我立刻朝他蠕动过去,“真的吗?那我可以抱着你睡吗?”
“当然可以,”他刚刚说完我就欢快地贴了过去。
“哇我们是不是好久都没有睡过一张床了。”
“上一次是不是还是一起给西里斯定闹钟的时候?”
“那一次是一起睡吗难道不是你单方面爽赢巫师棋?”
“我已经有在让你了。”
“我还需要你让?!”我大怒,“太让我失望了!”
“我不是这个意思……”
“我也没生你气,”我颓然开口,“原来我的棋艺已经差到这种水平了吗?”
“可能只是我水平太高了,”雷古勒斯突然开口。
?要不要听听你自己在说什么我亲爱的弟弟
“睡觉吧,”我说,“我觉得你已经累到有点精神错乱了。”
我感觉我才睡了没多久就被一阵敲门声给强制开机了,睡眼惺忪的我挣扎了一下,看到雷古勒斯已经起身了,于是又陷入被子的温柔乡里。
“圣诞礼物,莉贝蕾利奥!”西里斯喜气洋洋地站在门前,虽然昏昏沉沉地睡到一半就被叫醒了,不过是结束禁闭的消息倒不错——他还要送圣诞礼物出去呢,先从最近的莉贝蕾利奥送起好了,把她吵醒看她困困的样子倒也有意思。
——不对,你是?
西里斯的脸色一秒变凝重,他倒退回去看了看门牌,又伸着脖子看里面的装潢,最后一脸不爽地开口:“你什么时候变成睡觉还需要姐姐陪的缺失安全感的小男孩了?”
“莉比叫我过来的,真不好意思你没赶上。”
“哈,莉比——”西里斯拖长声音,“你居然真能叫的出口?不觉得犯恶心吗?”
“哦,抱歉,有些时候会忘了你没有昵称可以交换,西里斯,真可悲。”
雷古勒斯开了半天门也没有回来,反而外面一直吵吵的,我强撑着死意从床上爬起来,几乎是闭着眼睛纯靠直觉摸到门边去。

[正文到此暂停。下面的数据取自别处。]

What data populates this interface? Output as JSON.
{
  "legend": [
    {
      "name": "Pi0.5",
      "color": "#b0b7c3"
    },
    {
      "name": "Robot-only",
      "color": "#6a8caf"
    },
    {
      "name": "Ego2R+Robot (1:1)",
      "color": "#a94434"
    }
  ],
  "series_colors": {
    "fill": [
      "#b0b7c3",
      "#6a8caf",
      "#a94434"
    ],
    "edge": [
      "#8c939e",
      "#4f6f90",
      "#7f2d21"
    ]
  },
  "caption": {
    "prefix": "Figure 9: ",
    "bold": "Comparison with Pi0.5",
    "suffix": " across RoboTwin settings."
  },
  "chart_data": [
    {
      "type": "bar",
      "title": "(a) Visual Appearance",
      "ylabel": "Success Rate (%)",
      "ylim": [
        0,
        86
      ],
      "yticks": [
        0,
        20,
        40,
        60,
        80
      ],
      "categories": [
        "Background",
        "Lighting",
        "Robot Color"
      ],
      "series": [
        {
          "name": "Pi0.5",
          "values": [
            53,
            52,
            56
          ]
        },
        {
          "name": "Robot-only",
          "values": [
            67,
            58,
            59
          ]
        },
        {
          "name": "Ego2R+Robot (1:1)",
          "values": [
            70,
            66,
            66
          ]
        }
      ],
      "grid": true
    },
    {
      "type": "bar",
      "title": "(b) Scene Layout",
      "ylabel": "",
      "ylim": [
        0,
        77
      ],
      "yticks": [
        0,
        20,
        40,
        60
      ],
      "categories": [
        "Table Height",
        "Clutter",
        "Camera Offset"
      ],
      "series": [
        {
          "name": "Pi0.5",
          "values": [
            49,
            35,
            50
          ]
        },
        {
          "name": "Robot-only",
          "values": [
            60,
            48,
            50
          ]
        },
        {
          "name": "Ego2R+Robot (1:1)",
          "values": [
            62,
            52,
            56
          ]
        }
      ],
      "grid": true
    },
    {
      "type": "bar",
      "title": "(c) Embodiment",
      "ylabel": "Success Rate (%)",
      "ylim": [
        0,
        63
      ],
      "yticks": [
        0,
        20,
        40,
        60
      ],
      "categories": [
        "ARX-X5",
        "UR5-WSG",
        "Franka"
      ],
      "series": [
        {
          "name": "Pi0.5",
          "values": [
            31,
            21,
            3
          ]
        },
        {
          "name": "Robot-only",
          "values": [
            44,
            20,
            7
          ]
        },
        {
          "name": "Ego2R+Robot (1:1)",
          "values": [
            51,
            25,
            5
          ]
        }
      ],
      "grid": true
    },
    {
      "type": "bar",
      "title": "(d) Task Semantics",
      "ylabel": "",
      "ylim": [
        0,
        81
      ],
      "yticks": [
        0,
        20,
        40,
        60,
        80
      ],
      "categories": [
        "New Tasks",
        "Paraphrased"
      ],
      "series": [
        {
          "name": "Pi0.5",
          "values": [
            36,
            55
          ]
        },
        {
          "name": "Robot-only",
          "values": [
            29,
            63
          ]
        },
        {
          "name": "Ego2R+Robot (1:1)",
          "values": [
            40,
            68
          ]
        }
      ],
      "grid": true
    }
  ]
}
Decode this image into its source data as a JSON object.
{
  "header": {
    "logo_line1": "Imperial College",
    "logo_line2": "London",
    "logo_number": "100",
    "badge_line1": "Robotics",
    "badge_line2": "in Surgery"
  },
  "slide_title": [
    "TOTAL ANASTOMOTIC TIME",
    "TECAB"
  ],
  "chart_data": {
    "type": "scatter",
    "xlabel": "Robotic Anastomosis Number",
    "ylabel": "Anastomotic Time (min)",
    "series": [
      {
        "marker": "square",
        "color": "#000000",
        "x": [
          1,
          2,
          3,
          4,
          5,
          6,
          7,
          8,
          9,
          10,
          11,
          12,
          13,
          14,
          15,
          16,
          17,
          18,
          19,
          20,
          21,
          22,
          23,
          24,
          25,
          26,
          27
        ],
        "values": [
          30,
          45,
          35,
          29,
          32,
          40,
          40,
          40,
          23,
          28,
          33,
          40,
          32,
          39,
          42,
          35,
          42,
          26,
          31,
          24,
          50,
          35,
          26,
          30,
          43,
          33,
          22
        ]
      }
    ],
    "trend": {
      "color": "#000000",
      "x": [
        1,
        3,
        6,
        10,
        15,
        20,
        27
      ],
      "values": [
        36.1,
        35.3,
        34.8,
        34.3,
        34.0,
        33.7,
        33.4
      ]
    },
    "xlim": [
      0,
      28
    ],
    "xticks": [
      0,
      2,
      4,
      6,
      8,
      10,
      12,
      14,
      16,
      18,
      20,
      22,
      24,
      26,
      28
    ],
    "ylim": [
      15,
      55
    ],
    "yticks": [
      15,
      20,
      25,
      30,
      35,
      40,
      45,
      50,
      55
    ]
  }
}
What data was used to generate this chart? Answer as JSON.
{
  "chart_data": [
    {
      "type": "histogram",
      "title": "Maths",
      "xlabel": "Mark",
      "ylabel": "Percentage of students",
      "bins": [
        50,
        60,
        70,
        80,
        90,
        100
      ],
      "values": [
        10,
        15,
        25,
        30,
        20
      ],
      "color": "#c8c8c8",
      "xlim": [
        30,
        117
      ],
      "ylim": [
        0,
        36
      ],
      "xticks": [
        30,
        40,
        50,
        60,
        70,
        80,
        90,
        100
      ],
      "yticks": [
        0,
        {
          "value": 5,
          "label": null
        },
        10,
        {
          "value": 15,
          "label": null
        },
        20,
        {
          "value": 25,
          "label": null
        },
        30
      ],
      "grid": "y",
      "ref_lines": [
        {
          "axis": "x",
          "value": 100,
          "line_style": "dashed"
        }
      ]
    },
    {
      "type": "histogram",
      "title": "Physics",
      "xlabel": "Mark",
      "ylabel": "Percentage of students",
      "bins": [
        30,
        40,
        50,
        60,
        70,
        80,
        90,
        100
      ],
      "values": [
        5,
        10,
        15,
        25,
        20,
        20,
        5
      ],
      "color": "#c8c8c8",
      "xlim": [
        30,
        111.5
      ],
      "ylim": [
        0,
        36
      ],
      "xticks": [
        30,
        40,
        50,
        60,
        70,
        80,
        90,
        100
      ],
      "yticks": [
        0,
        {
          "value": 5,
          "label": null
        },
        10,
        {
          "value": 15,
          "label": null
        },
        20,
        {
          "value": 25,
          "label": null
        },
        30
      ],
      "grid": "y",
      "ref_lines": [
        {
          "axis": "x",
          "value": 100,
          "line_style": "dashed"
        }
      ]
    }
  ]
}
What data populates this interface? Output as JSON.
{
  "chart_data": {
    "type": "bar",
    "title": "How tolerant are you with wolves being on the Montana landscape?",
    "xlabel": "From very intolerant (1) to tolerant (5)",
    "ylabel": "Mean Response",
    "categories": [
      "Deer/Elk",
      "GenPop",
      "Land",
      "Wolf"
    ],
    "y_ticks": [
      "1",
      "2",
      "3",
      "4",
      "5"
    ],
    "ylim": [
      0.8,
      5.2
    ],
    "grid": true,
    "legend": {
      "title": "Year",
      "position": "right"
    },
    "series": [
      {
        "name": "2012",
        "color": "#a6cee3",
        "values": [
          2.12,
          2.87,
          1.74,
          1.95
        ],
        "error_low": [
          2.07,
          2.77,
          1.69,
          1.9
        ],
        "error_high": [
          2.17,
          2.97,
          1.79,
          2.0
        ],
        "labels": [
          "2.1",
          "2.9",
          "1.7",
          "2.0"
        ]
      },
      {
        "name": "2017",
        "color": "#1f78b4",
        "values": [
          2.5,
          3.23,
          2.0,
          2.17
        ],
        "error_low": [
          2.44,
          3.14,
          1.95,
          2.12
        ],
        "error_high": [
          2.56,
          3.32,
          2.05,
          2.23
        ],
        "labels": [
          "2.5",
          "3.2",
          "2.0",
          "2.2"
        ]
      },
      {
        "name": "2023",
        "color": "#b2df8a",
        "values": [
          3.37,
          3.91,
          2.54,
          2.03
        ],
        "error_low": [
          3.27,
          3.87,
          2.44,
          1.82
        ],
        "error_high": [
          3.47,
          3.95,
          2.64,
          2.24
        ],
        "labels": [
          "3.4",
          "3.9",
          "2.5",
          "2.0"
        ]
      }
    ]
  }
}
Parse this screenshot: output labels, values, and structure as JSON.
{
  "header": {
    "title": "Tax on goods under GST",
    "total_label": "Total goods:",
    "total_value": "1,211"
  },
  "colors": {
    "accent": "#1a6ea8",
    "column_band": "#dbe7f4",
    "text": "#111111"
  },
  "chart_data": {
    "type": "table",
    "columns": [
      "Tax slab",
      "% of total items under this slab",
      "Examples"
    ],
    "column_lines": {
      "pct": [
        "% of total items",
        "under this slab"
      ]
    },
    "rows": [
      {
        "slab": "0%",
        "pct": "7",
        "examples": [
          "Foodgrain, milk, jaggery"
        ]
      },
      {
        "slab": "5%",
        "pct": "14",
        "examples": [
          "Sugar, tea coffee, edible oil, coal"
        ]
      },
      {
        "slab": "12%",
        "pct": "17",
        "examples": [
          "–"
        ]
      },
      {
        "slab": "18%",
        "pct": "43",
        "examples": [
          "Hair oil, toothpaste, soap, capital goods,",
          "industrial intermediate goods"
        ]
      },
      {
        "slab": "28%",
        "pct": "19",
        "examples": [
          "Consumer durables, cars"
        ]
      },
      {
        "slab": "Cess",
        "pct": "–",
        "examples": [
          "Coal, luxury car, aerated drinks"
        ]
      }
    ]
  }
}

“早上好,是有什么事吗?”我装作揉眼睛实则暗中再享受五秒钟超绝深度睡眠时间。
“哟,我们的好姐姐终于起床了?”
?真搞不懂怎么一大早起来就能听到如此刻薄的话,真让人心寒。
我立刻清醒过来,放下手秒切一张严肃的战斗脸轻言细语地说,“在禁闭室里面关出问题来了,来我这里发疯?还是给我一点空间过个圣诞节吧,嗯?毕竟我还是愿意和正常人待在一起呢。”
“行啊,行啊,”西里斯点着头后退几步,嘴角扭曲着扬了一下,“那就和你的雷尔一起享受美妙的圣诞节吧,是不是,亲爱的莉比姐姐?”